Sin embargo, el criterio que hoy tenemos implica culto, obediencia, acatamiento irrestricto, negación de la posibilidad de disentir, en general, condición de sumisión absoluta.
Esto nos lleva a plantear una variante al término, a efectos de precisar que respetar no necesariamente implica aceptar silenciosamente lo que el respetado nos imponga, renunciando al derecho de disentir, criticar o simplemente no aceptar.
El respeto nos obliga a ser corteses, pero jamás puede obligarnos a permanecer callados ante lo que no compartimos o consideramos incorrecto, desde el punto de vista de nuestra personal concepción del mundo; el respeto nos obliga a ser amables, pero jamás a ser sumisos y menos en forma irreflexiva; el respeto nos impone miramientos, pero nunca puede imponernos prosternaciones; por respeto nos adherimos, pero no por ello perdemos el derecho a cuestionar; obedecemos, pero no nos inclinamos; amamos, pero no idolatramos.
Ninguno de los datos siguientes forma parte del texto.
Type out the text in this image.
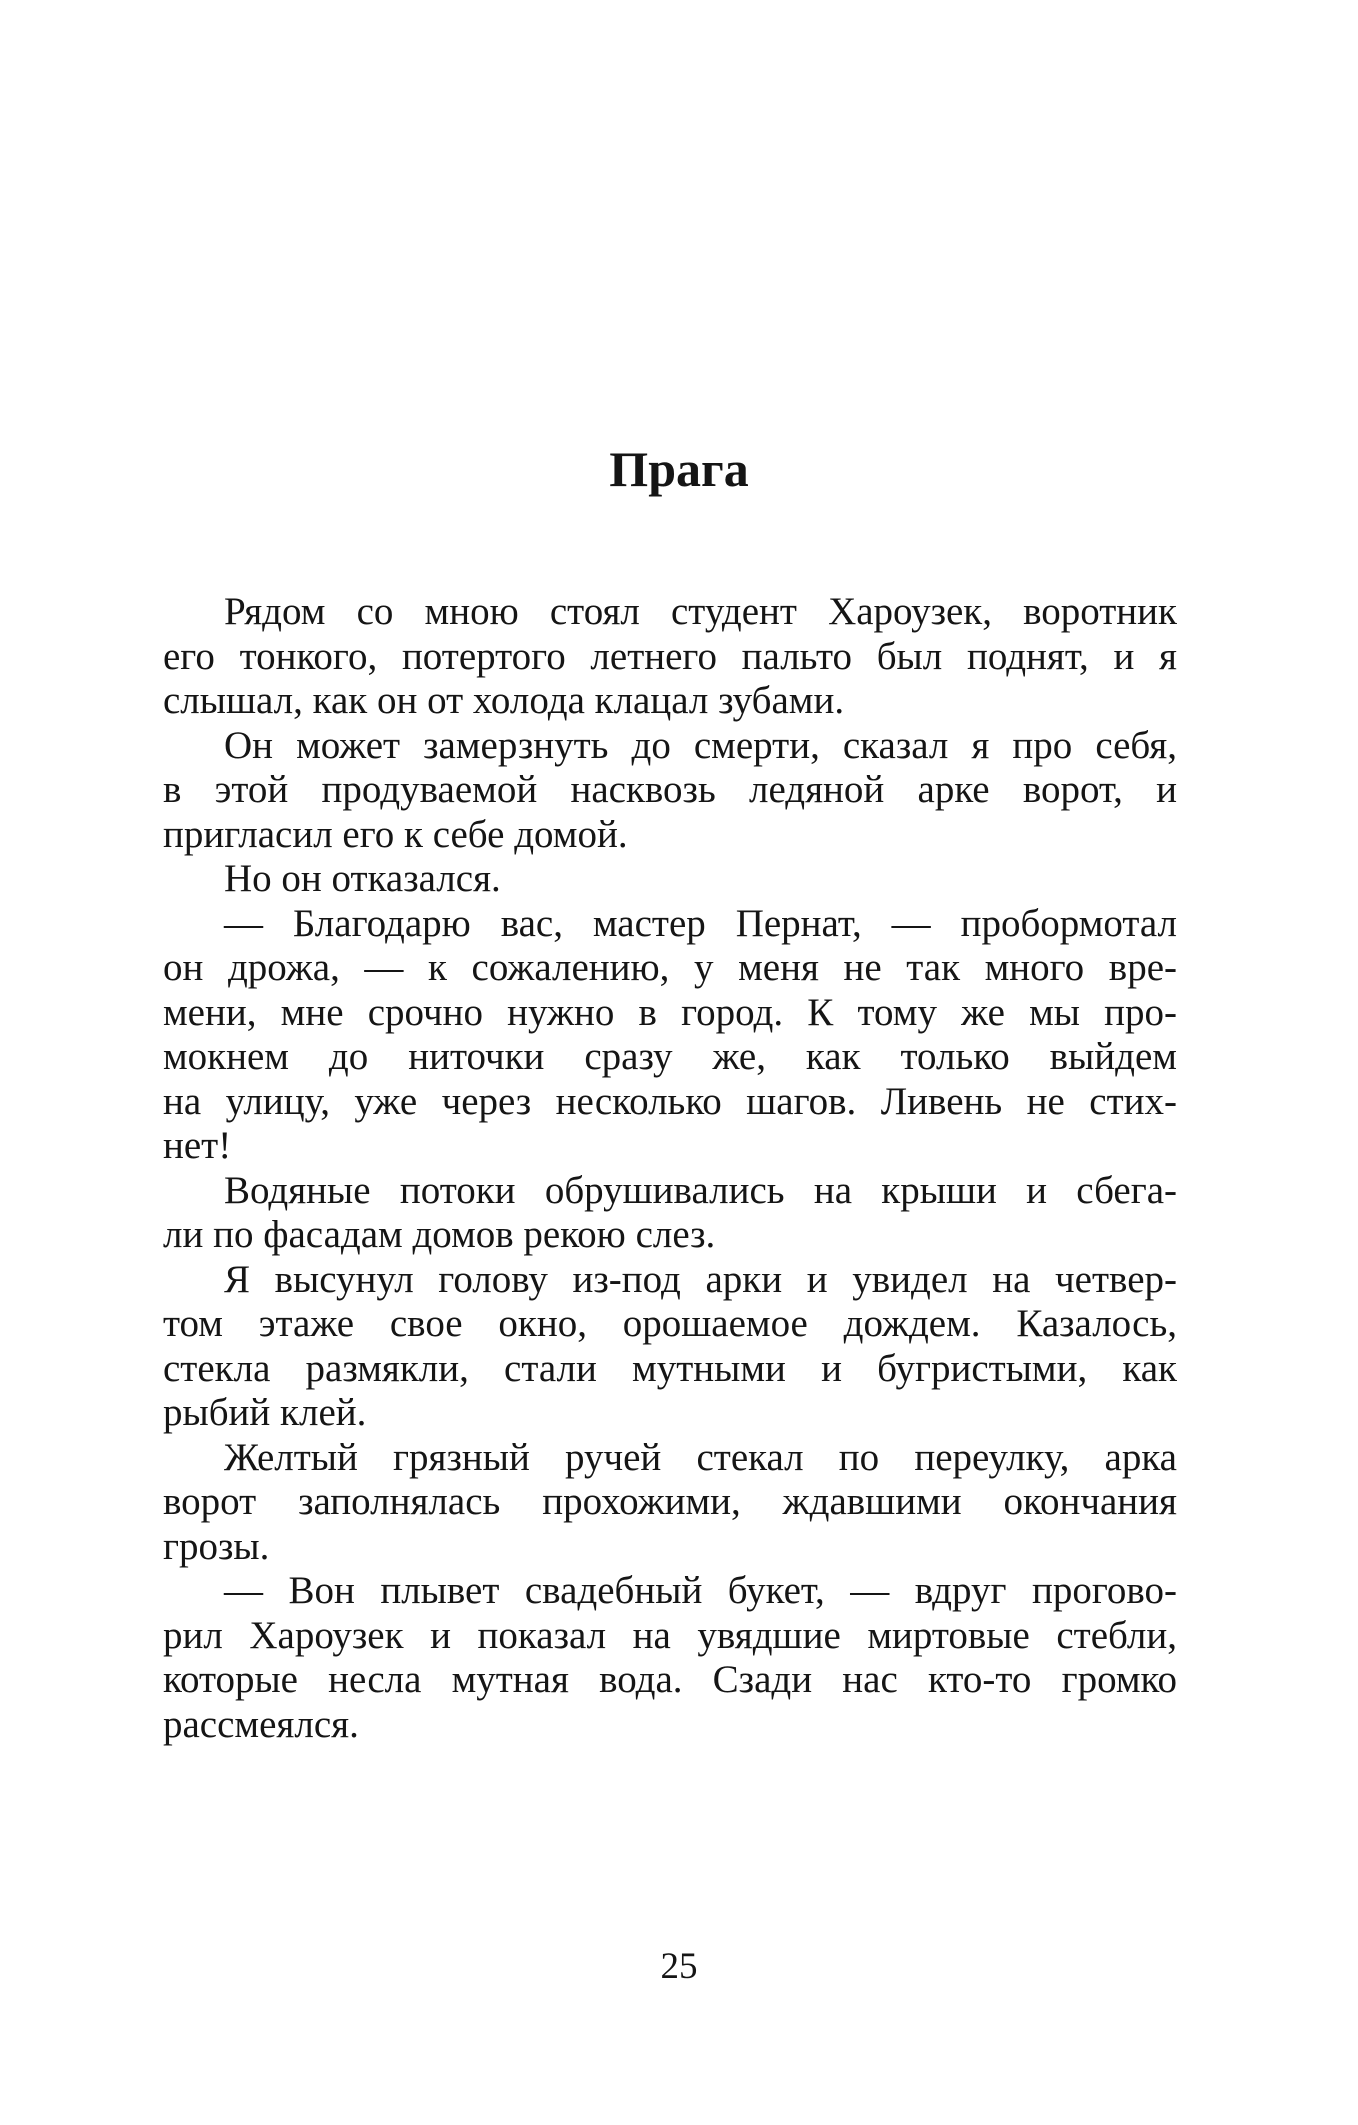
Прага
Рядом со мною стоял студент Хароузек, воротник
его тонкого, потертого летнего пальто был поднят, и я
слышал, как он от холода клацал зубами.
Он может замерзнуть до смерти, сказал я про себя,
в этой продуваемой насквозь ледяной арке ворот, и
пригласил его к себе домой.
Но он отказался.
— Благодарю вас, мастер Пернат, — пробормотал
он дрожа, — к сожалению, у меня не так много вре-
мени, мне срочно нужно в город. К тому же мы про-
мокнем до ниточки сразу же, как только выйдем
на улицу, уже через несколько шагов. Ливень не стих-
нет!
Водяные потоки обрушивались на крыши и сбега-
ли по фасадам домов рекою слез.
Я высунул голову из-под арки и увидел на четвер-
том этаже свое окно, орошаемое дождем. Казалось,
стекла размякли, стали мутными и бугристыми, как
рыбий клей.
Желтый грязный ручей стекал по переулку, арка
ворот заполнялась прохожими, ждавшими окончания
грозы.
— Вон плывет свадебный букет, — вдруг прогово-
рил Хароузек и показал на увядшие миртовые стебли,
которые несла мутная вода. Сзади нас кто-то громко
рассмеялся.
25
Por respeto al jefe, el trabajador se atraganta de injusticia; por respeto al padre, el hijo debe mirar atónito la actitud irracional de aquel; acudiendo al respeto, el gobernante pretende imponer su desadministración como norma de conducta.
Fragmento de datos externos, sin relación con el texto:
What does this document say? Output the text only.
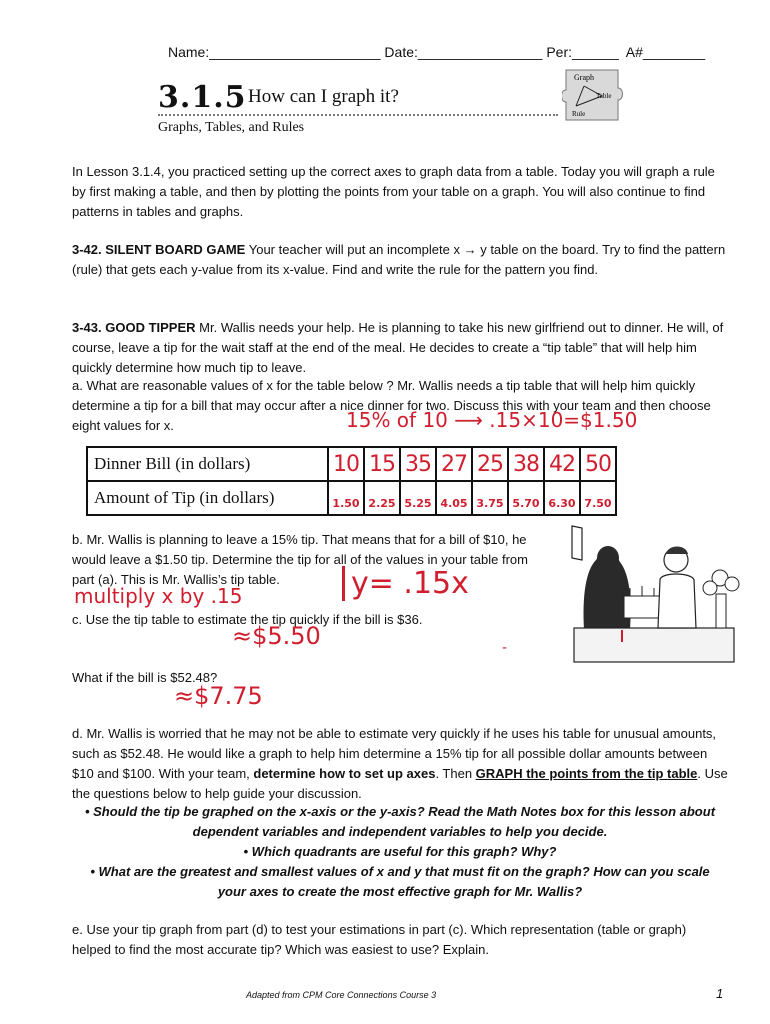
Name:______________________ Date:________________ Per:______  A#________
3.1.5 How can I graph it?
Graphs, Tables, and Rules
Graph
Table
Rule
In Lesson 3.1.4, you practiced setting up the correct axes to graph data from a table. Today you will graph a rule by first making a table, and then by plotting the points from your table on a graph. You will also continue to find patterns in tables and graphs.
3-42. SILENT BOARD GAME Your teacher will put an incomplete x → y table on the board. Try to find the pattern (rule) that gets each y-value from its x-value. Find and write the rule for the pattern you find.
3-43. GOOD TIPPER Mr. Wallis needs your help. He is planning to take his new girlfriend out to dinner. He will, of course, leave a tip for the wait staff at the end of the meal. He decides to create a “tip table” that will help him quickly determine how much tip to leave.
a. What are reasonable values of x for the table below ? Mr. Wallis needs a tip table that will help him quickly determine a tip for a bill that may occur after a nice dinner for two. Discuss this with your team and then choose eight values for x.	15% of 10 ⟶ .15×10=$1.50
Dinner Bill (in dollars)	10	15	35	27	25	38	42	50

Amount of Tip (in dollars)	1.50	2.25	5.25	4.05	3.75	5.70	6.30	7.50
b. Mr. Wallis is planning to leave a 15% tip. That means that for a bill of $10, he would leave a $1.50 tip. Determine the tip for all of the values in your table from part (a). This is Mr. Wallis’s tip table.
multiply x by .15	y= .15x
c. Use the tip table to estimate the tip quickly if the bill is $36.
≈$5.50
What if the bill is $52.48?
≈$7.75
-
d. Mr. Wallis is worried that he may not be able to estimate very quickly if he uses his table for unusual amounts, such as $52.48. He would like a graph to help him determine a 15% tip for all possible dollar amounts between $10 and $100. With your team, determine how to set up axes. Then GRAPH the points from the tip table. Use the questions below to help guide your discussion.
• Should the tip be graphed on the x-axis or the y-axis? Read the Math Notes box for this lesson about dependent variables and independent variables to help you decide.
• Which quadrants are useful for this graph? Why?
• What are the greatest and smallest values of x and y that must fit on the graph? How can you scale your axes to create the most effective graph for Mr. Wallis?
e. Use your tip graph from part (d) to test your estimations in part (c). Which representation (table or graph) helped to find the most accurate tip? Which was easiest to use? Explain.
Adapted from CPM Core Connections Course 3	1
El hombre de hoy merece respeto, pero también reciprocidad; quizá ahora, más que nunca, debemos acuñar el principio general de “yo te respeto, pero tú me respetas”.

Sin embargo, frente al irrespeto tampoco podemos responder y, para ello, está la irreverencia, es decir, una forma cortés y amable, pero enérgica, de hacer valer nuestra condición humana.
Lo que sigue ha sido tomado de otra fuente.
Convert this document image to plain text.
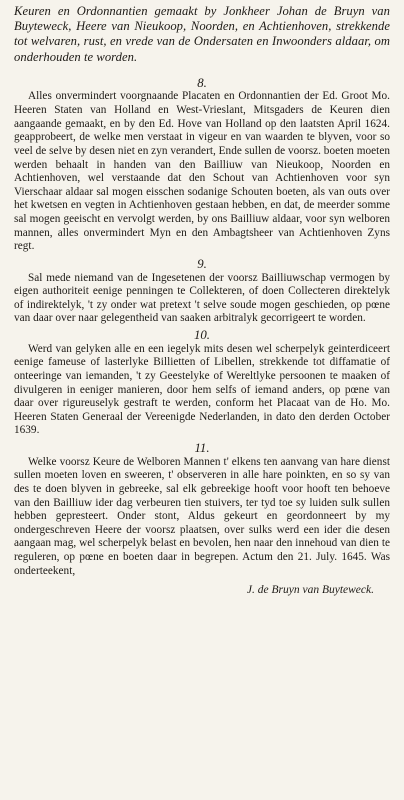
Keuren en Ordonnantien gemaakt by Jonkheer Johan de Bruyn van Buyteweck, Heere van Nieukoop, Noorden, en Achtienhoven, strekkende tot welvaren, rust, en vrede van de Ondersaten en Inwoonders aldaar, om onderhouden te worden.

8.

Alles onvermindert voorgnaande Placaten en Ordonnantien der Ed. Groot Mo. Heeren Staten van Holland en West-Vrieslant, Mitsgaders de Keuren dien aangaande gemaakt, en by den Ed. Hove van Holland op den laatsten April 1624. geapprobeert, de welke men verstaat in vigeur en van waarden te blyven, voor so veel de selve by desen niet en zyn verandert, Ende sullen de voorsz. boeten moeten werden behaalt in handen van den Bailliuw van Nieukoop, Noorden en Achtienhoven, wel verstaande dat den Schout van Achtienhoven voor syn Vierschaar aldaar sal mogen eisschen sodanige Schouten boeten, als van outs over het kwetsen en vegten in Achtienhoven gestaan hebben, en dat, de meerder somme sal mogen geeischt en vervolgt werden, by ons Bailliuw aldaar, voor syn welboren mannen, alles onvermindert Myn en den Ambagtsheer van Achtienhoven Zyns regt.

9.

Sal mede niemand van de Ingesetenen der voorsz Bailliuwschap vermogen by eigen authoriteit eenige penningen te Collekteren, of doen Collecteren direktelyk of indirektelyk, 't zy onder wat pretext 't selve soude mogen geschieden, op pœne van daar over naar gelegentheid van saaken arbitralyk gecorrigeert te worden.

10.

Werd van gelyken alle en een iegelyk mits desen wel scherpelyk geinterdiceert eenige fameuse of lasterlyke Billietten of Libellen, strekkende tot diffamatie of onteeringe van iemanden, 't zy Geestelyke of Wereltlyke persoonen te maaken of divulgeren in eeniger manieren, door hem selfs of iemand anders, op pœne van daar over rigureuselyk gestraft te werden, conform het Placaat van de Ho. Mo. Heeren Staten Generaal der Vereenigde Nederlanden, in dato den derden October 1639.

11.

Welke voorsz Keure de Welboren Mannen t' elkens ten aanvang van hare dienst sullen moeten loven en sweeren, t' observeren in alle hare poinkten, en so sy van des te doen blyven in gebreeke, sal elk gebreekige hooft voor hooft ten behoeve van den Bailliuw ider dag verbeuren tien stuivers, ter tyd toe sy luiden sulk sullen hebben gepresteert. Onder stont, Aldus gekeurt en geordonneert by my ondergeschreven Heere der voorsz plaatsen, over sulks werd een ider die desen aangaan mag, wel scherpelyk belast en bevolen, hen naar den innehoud van dien te reguleren, op pœne en boeten daar in begrepen. Actum den 21. July. 1645. Was onderteekent,

J. de Bruyn van Buyteweck.
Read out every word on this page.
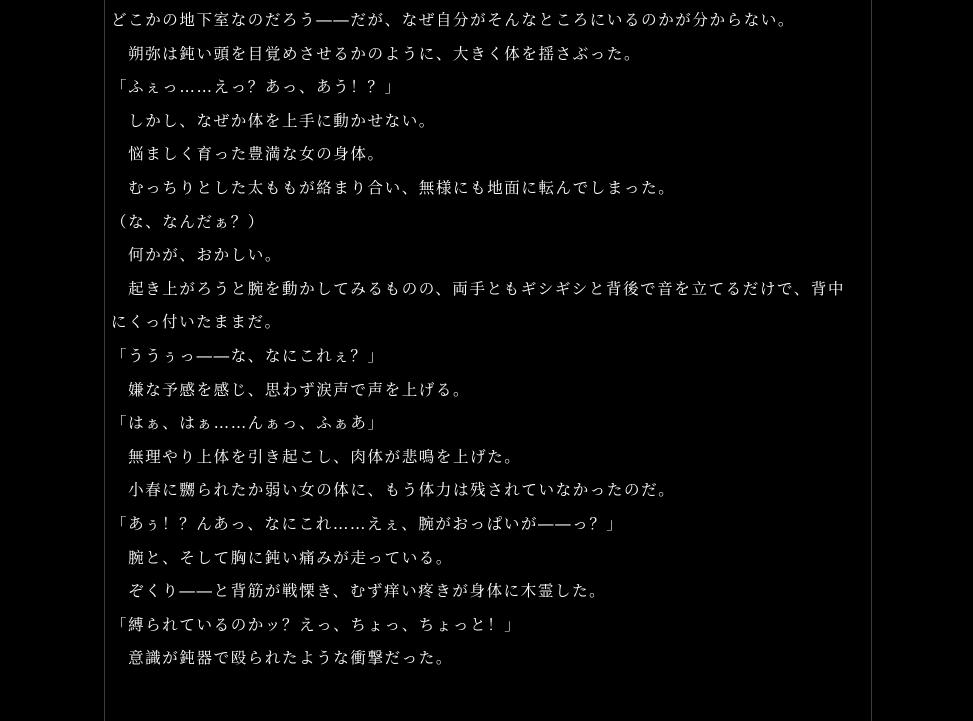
どこかの地下室なのだろう――だが、なぜ自分がそんなところにいるのかが分からない。
　朔弥は鈍い頭を目覚めさせるかのように、大きく体を揺さぶった。
「ふぇっ……えっ？あっ、あう！？」
　しかし、なぜか体を上手に動かせない。
　悩ましく育った豊満な女の身体。
　むっちりとした太ももが絡まり合い、無様にも地面に転んでしまった。
（な、なんだぁ？）
　何かが、おかしい。
　起き上がろうと腕を動かしてみるものの、両手ともギシギシと背後で音を立てるだけで、背中にくっ付いたままだ。
「ううぅっ――な、なにこれぇ？」
　嫌な予感を感じ、思わず涙声で声を上げる。
「はぁ、はぁ……んぁっ、ふぁあ」
　無理やり上体を引き起こし、肉体が悲鳴を上げた。
　小春に嬲られたか弱い女の体に、もう体力は残されていなかったのだ。
「あぅ！？んあっ、なにこれ……えぇ、腕がおっぱいが――っ？」
　腕と、そして胸に鈍い痛みが走っている。
　ぞくり――と背筋が戦慄き、むず痒い疼きが身体に木霊した。
「縛られているのかッ？えっ、ちょっ、ちょっと！」
　意識が鈍器で殴られたような衝撃だった。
Los conceptos de edad, dignidad y gobierno, como fundamentos del respeto, no pueden continuar siendo considerados aisladamente de la persona, sino que deben mirarse en relación con el contexto general.
La edad debe apoyarse incondicionalmente, pero solo acatarse si en verdad lo merece. El concepto de dignidad debe revisarse también, pues en el mundo moderno todo hombre tiene su propia dignidad y ninguna es diferente de las demás, si entendemos por tal la consideración que nosotros tenemos de nuestra propia persona. El gobierno solo puede predicarse, no de quien objetivamente lo tiene, eso es administración, sino de quien lo respalda con actitudes éticas y honestas.
Pero, y esto debe quedar claramente definido, el respeto deja incólume el derecho a no tragar entero y es entonces cuando aparece la irreverencia como aquel mecanismo que nos permita discutir lo que de buena fe creemos que no corresponde a las exigencias que se nos imponen.
Debemos ser respetuosos, pero no reverentes, pues mientras lo uno es sometimiento, lo otro aparece como realzamiento de la condición humana.